The AMLA now defines advisors as persons or entities that professionally participate in financial transactions or legal operations for third parties. The legislative text adopted by Parliament includes this new category.

Importantly:

  • It is not simply any advisor;
  • The advisory activity must be professional and related to financial/legal transactions with a risk of money laundering or terrorist financing.

Activities covered — as confirmed by practitioners analysing the law — include:

  • Transactions involving non-operational legal entities, especially in corporate structuring and domiciliation services
  • Certain real estate transactions
  • Provision of domicile or registered office services
  • Other structuring or transactional advisory activities with elevated AML risk

This means the law now captures some advisory roles that previously fell outside AMLA.

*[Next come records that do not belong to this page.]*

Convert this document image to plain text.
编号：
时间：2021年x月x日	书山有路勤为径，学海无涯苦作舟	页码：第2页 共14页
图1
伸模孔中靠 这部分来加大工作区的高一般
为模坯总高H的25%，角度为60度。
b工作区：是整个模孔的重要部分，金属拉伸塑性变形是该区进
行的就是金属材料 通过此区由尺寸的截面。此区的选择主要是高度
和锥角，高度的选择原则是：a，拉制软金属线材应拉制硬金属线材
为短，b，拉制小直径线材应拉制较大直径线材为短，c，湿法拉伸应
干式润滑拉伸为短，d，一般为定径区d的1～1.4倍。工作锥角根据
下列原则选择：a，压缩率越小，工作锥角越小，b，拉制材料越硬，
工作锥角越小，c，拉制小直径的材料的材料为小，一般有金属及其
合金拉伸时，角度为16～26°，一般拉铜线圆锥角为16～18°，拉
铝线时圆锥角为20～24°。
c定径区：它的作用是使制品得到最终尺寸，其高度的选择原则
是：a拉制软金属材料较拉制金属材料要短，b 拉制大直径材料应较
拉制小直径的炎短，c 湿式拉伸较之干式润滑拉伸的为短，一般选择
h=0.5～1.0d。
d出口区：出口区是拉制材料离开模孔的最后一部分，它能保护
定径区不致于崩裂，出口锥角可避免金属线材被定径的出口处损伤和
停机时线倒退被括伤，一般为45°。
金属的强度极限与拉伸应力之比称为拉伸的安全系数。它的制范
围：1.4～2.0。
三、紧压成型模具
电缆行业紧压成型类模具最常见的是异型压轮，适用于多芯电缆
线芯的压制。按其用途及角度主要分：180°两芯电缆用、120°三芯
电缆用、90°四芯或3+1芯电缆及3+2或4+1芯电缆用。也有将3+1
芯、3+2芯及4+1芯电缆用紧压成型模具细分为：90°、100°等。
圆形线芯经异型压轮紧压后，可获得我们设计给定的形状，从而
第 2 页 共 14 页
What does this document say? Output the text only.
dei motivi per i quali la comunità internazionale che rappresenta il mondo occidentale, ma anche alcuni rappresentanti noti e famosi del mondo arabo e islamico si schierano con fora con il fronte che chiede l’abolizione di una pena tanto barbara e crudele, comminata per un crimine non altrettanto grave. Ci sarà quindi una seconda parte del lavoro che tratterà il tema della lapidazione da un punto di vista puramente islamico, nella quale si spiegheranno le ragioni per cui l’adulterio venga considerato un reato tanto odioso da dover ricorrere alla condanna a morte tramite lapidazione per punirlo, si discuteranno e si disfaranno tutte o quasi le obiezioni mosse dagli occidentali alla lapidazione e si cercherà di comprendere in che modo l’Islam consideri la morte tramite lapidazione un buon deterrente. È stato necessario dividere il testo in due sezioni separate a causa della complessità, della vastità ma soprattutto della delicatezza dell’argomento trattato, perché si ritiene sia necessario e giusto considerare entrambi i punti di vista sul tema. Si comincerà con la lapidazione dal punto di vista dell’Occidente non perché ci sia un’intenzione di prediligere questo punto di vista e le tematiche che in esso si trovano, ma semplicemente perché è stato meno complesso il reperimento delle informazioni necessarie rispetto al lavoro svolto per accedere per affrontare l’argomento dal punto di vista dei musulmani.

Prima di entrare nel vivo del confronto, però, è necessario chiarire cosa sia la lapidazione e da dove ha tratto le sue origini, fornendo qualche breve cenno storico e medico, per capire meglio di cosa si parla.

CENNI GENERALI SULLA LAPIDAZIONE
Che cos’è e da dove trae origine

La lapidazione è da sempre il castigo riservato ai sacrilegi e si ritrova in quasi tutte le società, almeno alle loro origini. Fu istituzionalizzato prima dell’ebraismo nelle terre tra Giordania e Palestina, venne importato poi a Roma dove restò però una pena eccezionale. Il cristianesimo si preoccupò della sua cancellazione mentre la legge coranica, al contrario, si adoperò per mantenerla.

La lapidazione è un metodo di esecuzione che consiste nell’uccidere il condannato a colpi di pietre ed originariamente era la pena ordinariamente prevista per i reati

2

3. What duties advisors will have under AMLA

While the full final texts of the ordinance (AMLO) that implement the AMLA are still being drafted, the emerging duties for covered advisors include the following (as reflected in parliamentary intent and practice guides):

3.1 Due Diligence (“Sorgfaltspflichten”)

Advisors will be required to take risk-based due diligence measures in connection with covered transactions, including:

  • Identifying the contracting party
  • Identifying the beneficial owner
  • Understanding the economic purpose of the transaction
  • Documenting findings appropriately

These obligations are similar in nature to those already imposed on financial intermediaries, but tailored to advisory activities.

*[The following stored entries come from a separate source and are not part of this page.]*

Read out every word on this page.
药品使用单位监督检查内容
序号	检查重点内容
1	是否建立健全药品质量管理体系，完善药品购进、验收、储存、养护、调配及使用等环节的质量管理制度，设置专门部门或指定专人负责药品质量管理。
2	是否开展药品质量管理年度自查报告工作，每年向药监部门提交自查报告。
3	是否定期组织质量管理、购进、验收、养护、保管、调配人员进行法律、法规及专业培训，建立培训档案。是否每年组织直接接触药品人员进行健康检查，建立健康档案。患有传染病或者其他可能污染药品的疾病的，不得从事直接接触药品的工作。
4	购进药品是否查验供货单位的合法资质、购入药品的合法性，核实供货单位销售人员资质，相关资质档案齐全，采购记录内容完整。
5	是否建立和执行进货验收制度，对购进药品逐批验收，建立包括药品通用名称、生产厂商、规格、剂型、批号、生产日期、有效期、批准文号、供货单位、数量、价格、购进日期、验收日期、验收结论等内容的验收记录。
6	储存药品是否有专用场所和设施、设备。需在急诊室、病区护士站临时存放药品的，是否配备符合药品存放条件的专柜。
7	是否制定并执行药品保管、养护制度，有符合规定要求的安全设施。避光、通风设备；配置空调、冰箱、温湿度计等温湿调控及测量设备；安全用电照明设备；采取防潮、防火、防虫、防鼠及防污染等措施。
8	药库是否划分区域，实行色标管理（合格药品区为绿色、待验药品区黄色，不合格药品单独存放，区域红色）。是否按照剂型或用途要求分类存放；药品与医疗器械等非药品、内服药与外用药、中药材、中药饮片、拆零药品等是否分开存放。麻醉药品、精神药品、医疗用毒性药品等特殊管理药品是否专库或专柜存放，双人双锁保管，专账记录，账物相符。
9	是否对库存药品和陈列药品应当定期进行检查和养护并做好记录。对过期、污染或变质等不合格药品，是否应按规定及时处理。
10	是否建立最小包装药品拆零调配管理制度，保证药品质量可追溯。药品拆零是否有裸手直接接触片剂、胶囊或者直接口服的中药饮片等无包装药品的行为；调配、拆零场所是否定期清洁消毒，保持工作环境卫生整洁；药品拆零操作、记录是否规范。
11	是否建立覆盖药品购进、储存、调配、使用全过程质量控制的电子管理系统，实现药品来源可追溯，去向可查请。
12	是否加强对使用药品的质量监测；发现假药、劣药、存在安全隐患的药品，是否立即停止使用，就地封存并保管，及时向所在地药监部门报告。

3.2 Organisational measures

Advisors will need to adopt proper internal controls and compliance systems, including:

  • Written AML/CFT policies
  • Procedures for client onboarding and risk assessment
  • Documentation systems
    These organisational requirements are consistent with AML compliance duties that have been mentioned in multiple legal analyses.

3.3 Suspicious activity reporting

Advisors will be subject to reporting obligations — they need to report suspicious transactions to the Money Laundering Reporting Office Switzerland (MROS) if they identify reasonable suspicion related to money laundering or terrorist financing.

This is a significant extension compared to prior law, where only financial intermediaries had clear reporting obligations.

3.4 Affiliation to an SRO

The revised AMLA maintains the model of requiring covered persons (including advisors once in scope) to either:

  • Be supervised by FINMA directly, or
  • Join a self-regulatory organisation (SRO) recognised by FINMA
    This mirrors the approach used for financial intermediaries today.

Advisors will therefore need to affiliate with an SRO if their activities fall within the AMLA’s scope.

4. Exceptions & professional secrecy

The law as adopted attempts to balance AML duties with professional secrecy obligations particularly for lawyers, notaries, and other regulated professions.

According to legislative discussion and reporting, traditional activities such as representation in litigation and advice in judicial/criminal/administrative proceedings are excluded from the AMLA scope, even if undertaken by covered professionals.

However, advisory activities linked to financial/legal structuring (outside litigation context) will likely fall within the regime. This is an important nuance — the law is not a blanket capture of lawyers in all activities.

5. Effective date

The revised AMLA and related transparency law (LETA) were adopted in September 2025, but the actual duties on advisors will not be binding until the implementing ordinances (AMLO) are finalised and enter into force — expected mid-2026.